News

Security information management comes of age

Angus Kidman
Any security platform worth its salt produces log data, but in a large network running multiple systems and protocols it's impossible to monitor this accurately by tracking individual data sets. A well-developed security information management approach minimises the number of consoles that security professionals have to monitor, aggregating this data into a single easier-to-manage platform. (Security information management is generally considered to be restricted to this capturing and monitoring function, rather than the broader practice of information security management strategies, which also incorporates other technological, business and people management elements.)

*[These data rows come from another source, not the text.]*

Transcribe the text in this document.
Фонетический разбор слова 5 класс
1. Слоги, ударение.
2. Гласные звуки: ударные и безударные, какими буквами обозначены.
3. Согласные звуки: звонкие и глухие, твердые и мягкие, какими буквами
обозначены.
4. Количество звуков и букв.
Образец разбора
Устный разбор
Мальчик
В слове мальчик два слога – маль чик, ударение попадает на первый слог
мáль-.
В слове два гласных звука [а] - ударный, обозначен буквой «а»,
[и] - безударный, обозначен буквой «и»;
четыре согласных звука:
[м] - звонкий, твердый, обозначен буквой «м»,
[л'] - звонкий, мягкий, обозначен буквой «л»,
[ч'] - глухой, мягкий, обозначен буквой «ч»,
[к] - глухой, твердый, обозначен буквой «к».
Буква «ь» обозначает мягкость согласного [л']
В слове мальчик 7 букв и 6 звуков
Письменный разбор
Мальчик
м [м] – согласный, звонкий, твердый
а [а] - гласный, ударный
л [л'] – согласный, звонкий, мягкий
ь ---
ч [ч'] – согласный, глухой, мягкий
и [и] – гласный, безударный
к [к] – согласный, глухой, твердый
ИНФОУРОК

"The value of SIM products was profoundly simple in concept," Forrester analysts John Kindervag and Andrew Jaquith noted in a recent technology overview. "They transformed noisy, low-level security event information generated by firewalls and intrusion detection system (IDS) devices into alerts that could be readily comprehended by security analysts."
As with any monitoring system, data capture and processing can take place in a number of locations. While a SIM platform can simply collect raw data from system agents and process it on a central server, in practice data is often filtered by those agents as well before transmission. That approach has two potential benefits: avoiding clogging network traffic and reducing the risk of information overload.

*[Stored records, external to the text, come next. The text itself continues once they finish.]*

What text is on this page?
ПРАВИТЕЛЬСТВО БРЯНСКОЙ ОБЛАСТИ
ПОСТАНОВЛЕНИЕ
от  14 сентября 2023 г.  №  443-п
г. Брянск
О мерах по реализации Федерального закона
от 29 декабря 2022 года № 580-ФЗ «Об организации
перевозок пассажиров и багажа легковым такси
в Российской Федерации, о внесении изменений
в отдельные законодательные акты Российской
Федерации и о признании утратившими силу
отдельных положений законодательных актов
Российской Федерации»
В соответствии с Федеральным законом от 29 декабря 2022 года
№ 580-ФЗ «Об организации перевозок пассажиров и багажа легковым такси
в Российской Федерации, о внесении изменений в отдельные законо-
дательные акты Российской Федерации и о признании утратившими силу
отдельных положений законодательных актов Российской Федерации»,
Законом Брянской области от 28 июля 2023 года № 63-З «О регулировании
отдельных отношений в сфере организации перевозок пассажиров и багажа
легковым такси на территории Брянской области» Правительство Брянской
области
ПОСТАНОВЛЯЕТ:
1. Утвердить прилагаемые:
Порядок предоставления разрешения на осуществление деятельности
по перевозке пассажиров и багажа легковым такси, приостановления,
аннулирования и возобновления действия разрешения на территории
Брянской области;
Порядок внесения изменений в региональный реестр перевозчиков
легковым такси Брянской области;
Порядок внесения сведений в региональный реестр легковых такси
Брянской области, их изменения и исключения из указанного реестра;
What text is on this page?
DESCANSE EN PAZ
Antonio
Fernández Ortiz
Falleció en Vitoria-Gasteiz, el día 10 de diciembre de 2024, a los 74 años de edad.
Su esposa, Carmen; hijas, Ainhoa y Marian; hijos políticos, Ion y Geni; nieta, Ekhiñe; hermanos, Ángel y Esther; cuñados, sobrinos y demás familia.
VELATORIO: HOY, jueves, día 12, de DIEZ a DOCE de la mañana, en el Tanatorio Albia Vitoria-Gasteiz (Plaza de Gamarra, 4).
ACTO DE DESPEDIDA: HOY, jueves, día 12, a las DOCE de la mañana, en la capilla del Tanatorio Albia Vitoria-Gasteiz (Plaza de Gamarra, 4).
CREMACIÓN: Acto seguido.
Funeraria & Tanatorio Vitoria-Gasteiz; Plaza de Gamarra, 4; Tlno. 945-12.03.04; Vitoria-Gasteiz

Despite the relative maturity of the technology (examples date back to 2000), SIM platform deployment is far from a given. According to Forrester analyst Jonathan Penn, SIM rollouts are more typical within organisations with a large security spend than amongst more budget-minded corporations.
One driving factor in the adoption of SIM systems in recent years has been increased adoption of the Payment Card Industry Data Security Standard (PCI DSS), which mandates tracking all use of payment cards. Its introduction in 2004, and a series of subsequent updates, provided a fresh impetus for the installation of SIM systems in retail and financial environments.

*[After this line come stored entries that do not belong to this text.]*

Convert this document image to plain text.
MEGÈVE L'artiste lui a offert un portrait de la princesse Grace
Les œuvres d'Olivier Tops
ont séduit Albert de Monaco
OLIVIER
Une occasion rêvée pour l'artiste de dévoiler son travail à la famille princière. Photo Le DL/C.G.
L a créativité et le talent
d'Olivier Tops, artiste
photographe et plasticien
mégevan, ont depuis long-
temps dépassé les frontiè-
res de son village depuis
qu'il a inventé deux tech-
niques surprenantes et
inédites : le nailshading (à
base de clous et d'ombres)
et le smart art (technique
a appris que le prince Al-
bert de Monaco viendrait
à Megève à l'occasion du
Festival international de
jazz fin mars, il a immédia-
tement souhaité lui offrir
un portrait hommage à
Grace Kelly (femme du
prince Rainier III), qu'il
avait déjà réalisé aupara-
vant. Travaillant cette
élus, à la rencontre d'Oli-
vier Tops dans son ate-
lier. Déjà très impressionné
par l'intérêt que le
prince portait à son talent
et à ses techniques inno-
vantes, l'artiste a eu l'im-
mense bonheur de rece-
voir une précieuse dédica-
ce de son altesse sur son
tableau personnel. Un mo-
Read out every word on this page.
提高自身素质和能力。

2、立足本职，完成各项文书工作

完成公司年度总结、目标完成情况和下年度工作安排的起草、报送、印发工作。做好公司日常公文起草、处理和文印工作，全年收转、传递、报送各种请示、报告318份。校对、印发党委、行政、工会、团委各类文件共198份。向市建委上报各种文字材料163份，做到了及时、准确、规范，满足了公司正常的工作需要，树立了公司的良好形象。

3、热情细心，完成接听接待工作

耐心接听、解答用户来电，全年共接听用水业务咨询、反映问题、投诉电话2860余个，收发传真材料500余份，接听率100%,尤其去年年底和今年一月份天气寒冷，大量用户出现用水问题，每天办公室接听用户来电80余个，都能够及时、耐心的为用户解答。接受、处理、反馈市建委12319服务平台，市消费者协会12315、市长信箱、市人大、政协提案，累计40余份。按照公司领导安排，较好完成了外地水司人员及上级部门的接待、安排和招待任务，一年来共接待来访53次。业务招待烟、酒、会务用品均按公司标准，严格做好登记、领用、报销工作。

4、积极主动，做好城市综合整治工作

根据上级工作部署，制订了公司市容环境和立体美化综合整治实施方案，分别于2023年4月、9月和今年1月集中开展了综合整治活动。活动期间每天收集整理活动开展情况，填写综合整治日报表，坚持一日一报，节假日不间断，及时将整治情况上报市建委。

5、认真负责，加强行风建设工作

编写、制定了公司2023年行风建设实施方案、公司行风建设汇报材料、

"The PCI log management requirements are very specific and include explicit guidance on how logs should be handled so that they cannot be tampered with," note Kindervag and Jaquith. "SIM vendors have tuned their market message and technical feature sets to meet this requirement precisely."
A key distinguishing feature amongst SIM platforms is the degree of aggregation that takes place. Data normalisation is often used to try and reduce the amount of information security pros have to process when identifying trends and potential problems within a SIM platform, and to ensure that data is available for governance tracking. For instance, CA's Enterprise Log Manager, released in April this year, includes a large number of preconfigured reports designed to link security trends into existing legislative and compliance requirements.
However, if a major problem is discovered, then manual sifting through raw data is often required to accurately track questionable transactions and events, since normalised information generally won't contain sufficient data to identify specific instances of problems.
Integrating security information management systems with more general network monitoring is often held up as a worthwhile goal, since both make use of similar methodologies (collection and analysis of log-style data) and both are concerned with risk management and maximising system availability. In practice, however, the high volume of alerts which a security system alone can generate, even when normalisation and aggregation techniques are used, often makes that approach impractical.
Increasingly, SIM platforms are being used not just for traditional IT security, but for integration with physical security systems such as camera monitoring. IDC estimates the market for SIM platforms used purely for physical security will top $US5.3 billion by 2013.